Cary Dunn (June 11, 1732 – ?) was an American silversmith, active in New York City and New Jersey.

Dunn was born in Newport, Rhode Island, where he married Ann Atkinson on November 1, 1754. In 1762 he apparently enlisted in the New York Militia, and in 1765 he was made freeman of New York City, where he worked from 1759-1776 as a silversmith with his shop on Crown Street.
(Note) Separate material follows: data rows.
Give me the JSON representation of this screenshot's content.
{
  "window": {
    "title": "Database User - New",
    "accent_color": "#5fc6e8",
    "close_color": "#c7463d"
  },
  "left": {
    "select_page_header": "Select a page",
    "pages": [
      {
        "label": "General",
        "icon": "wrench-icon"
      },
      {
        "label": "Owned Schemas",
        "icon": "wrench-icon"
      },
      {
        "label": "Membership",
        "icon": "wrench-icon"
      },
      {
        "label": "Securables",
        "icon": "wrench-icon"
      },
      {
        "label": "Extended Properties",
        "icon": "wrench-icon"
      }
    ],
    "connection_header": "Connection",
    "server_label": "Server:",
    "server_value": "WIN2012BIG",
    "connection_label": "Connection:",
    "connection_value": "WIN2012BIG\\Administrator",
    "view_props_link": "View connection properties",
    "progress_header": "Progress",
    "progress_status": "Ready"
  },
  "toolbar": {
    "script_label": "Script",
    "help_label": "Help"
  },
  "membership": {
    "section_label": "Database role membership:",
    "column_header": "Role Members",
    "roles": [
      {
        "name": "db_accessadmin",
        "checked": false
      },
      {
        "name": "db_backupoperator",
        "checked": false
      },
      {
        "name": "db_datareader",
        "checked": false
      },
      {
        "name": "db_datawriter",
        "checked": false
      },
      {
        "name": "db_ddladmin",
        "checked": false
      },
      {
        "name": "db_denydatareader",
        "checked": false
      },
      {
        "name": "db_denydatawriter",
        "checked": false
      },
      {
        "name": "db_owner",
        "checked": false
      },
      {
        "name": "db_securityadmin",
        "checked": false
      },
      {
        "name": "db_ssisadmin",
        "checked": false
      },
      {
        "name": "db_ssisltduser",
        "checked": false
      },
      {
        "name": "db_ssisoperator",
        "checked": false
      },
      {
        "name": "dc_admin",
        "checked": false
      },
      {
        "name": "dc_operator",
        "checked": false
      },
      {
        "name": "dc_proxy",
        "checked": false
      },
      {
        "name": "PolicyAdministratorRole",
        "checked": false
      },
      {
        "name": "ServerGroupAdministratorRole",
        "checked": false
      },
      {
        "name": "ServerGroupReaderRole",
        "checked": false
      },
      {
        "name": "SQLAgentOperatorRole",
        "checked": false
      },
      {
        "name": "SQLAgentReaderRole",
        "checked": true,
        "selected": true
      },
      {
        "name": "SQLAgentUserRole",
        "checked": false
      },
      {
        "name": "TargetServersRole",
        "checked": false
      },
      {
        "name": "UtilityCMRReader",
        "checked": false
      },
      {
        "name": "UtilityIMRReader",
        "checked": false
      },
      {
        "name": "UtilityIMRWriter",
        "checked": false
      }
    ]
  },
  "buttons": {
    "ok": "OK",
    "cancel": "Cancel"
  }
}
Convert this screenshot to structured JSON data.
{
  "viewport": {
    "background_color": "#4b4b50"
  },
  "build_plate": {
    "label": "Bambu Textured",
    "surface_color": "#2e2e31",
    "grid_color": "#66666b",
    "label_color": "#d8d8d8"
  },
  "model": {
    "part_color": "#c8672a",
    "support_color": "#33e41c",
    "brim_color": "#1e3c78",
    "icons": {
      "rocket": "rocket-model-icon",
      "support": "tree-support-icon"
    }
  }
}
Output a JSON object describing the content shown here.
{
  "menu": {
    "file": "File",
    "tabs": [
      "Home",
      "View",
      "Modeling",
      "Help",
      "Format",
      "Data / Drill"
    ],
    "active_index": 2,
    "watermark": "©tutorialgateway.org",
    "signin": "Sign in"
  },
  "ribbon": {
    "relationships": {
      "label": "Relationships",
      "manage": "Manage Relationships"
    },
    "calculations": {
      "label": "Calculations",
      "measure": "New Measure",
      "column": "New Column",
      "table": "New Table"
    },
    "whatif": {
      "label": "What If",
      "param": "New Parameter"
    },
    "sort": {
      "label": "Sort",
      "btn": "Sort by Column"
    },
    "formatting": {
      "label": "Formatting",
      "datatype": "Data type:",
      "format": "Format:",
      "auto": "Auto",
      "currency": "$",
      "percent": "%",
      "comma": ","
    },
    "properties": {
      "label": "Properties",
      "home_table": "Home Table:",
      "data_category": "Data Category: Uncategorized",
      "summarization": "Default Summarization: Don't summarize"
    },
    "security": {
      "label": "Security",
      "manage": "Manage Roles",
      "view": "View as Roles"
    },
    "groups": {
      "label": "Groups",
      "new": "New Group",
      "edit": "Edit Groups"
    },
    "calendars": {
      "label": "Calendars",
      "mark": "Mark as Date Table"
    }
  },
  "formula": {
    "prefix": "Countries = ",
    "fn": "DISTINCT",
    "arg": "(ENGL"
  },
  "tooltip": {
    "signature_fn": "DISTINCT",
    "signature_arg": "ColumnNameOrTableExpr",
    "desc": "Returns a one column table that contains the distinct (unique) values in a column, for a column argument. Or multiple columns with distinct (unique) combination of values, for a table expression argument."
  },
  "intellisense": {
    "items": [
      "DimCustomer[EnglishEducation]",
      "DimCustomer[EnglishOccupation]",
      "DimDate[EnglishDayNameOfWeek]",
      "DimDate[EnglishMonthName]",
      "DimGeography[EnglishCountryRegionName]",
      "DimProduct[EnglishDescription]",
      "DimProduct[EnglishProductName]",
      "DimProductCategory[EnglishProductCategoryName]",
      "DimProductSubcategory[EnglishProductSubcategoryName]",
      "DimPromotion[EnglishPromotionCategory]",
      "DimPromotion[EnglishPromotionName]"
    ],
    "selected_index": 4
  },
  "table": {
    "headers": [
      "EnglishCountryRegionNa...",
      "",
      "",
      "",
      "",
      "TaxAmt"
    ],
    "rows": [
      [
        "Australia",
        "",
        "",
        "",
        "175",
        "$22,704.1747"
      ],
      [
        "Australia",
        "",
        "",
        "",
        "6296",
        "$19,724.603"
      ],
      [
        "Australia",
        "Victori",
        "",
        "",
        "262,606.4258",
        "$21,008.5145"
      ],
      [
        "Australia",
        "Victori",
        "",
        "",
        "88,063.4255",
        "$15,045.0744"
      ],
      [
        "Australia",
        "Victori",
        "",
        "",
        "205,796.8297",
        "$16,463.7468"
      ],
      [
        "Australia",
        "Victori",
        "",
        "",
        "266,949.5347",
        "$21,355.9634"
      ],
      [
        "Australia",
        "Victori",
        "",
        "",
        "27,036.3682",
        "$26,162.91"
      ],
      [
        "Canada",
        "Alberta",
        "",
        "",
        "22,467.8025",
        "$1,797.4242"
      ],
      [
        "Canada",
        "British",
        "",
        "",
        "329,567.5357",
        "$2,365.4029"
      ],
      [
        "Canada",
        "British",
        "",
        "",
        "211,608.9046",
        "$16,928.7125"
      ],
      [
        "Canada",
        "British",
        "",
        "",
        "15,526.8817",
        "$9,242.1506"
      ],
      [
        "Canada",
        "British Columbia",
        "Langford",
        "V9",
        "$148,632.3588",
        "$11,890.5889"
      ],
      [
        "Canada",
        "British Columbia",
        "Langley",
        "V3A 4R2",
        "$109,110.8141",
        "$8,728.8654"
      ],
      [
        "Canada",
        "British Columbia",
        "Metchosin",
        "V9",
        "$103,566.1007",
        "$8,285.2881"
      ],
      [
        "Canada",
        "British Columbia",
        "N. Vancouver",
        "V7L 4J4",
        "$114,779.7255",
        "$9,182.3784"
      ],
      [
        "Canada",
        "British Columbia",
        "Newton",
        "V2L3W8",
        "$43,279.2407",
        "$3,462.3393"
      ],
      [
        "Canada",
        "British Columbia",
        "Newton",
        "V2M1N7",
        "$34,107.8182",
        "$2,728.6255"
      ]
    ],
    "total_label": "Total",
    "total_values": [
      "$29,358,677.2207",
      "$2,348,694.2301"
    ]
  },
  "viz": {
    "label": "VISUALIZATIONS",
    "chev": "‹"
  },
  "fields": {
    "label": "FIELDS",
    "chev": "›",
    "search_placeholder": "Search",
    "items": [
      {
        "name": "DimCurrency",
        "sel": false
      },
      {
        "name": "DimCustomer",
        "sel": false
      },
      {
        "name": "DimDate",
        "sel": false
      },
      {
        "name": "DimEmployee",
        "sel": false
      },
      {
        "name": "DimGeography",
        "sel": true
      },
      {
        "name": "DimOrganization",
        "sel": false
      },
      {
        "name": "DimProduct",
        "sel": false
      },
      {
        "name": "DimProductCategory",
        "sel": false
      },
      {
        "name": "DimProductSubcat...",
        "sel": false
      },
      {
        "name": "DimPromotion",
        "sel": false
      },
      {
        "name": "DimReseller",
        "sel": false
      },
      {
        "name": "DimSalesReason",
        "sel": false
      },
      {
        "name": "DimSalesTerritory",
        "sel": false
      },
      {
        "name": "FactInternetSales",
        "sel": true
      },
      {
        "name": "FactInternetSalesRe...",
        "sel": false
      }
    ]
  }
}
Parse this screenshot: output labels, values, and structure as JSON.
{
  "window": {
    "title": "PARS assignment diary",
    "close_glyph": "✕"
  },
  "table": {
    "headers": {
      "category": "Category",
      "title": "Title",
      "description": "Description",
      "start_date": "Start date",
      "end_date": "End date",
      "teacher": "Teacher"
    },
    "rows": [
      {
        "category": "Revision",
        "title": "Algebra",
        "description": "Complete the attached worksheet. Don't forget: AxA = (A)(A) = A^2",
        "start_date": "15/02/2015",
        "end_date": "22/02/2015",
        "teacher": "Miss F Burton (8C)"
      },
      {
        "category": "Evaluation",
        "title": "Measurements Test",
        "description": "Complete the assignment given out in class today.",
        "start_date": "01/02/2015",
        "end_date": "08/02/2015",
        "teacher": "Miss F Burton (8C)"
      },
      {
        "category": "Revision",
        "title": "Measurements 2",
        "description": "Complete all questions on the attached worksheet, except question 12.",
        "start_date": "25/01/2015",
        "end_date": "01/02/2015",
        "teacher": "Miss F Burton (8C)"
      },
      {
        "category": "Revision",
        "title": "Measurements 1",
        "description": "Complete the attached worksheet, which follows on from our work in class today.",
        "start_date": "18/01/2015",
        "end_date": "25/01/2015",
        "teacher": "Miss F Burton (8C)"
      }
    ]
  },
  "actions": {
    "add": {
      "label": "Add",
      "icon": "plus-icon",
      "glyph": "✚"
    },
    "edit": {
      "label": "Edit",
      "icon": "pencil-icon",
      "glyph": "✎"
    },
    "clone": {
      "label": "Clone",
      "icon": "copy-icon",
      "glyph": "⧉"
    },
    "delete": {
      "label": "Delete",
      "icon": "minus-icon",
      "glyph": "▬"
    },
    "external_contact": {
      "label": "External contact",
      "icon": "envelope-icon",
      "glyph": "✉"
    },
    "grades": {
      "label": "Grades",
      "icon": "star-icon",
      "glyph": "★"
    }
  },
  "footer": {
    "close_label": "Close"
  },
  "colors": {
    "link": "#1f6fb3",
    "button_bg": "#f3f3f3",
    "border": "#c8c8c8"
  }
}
In an invoice of January 28, 1775, he billed Philip Schuyler for making 9 gold mourning rings. When the British occupied New York in 1776, he fled to Morristown, New Jersey, where he worked from 1776–1782, and subsequently to Newark, New Jersey, where he worked from 1782–1783. However, in the New-York Packet of January 5, 1784, he advertised that: "Cary Dunn, Gold and Silver Smith, Begs leave to acquaint his friends and the public in general, that he is returned to this city from New Jersey, after a seven years exile—that he carries on his business as usual, at the old corner house, where he formerly lived, between the Fly Market and New-Dutch Church, No. 23 Crown-Street." He was a member of Gold and Silver Smiths' Society in 1786, and from 1786-1792 he partnered in the city with his son Cary Dunn (born June 10, 1759) as C. Dunn & Son, then worked in his own practice from 1793–1796.

Dunn's works are collected in the Metropolitan Museum of Art and Museum of Fine Arts, Boston.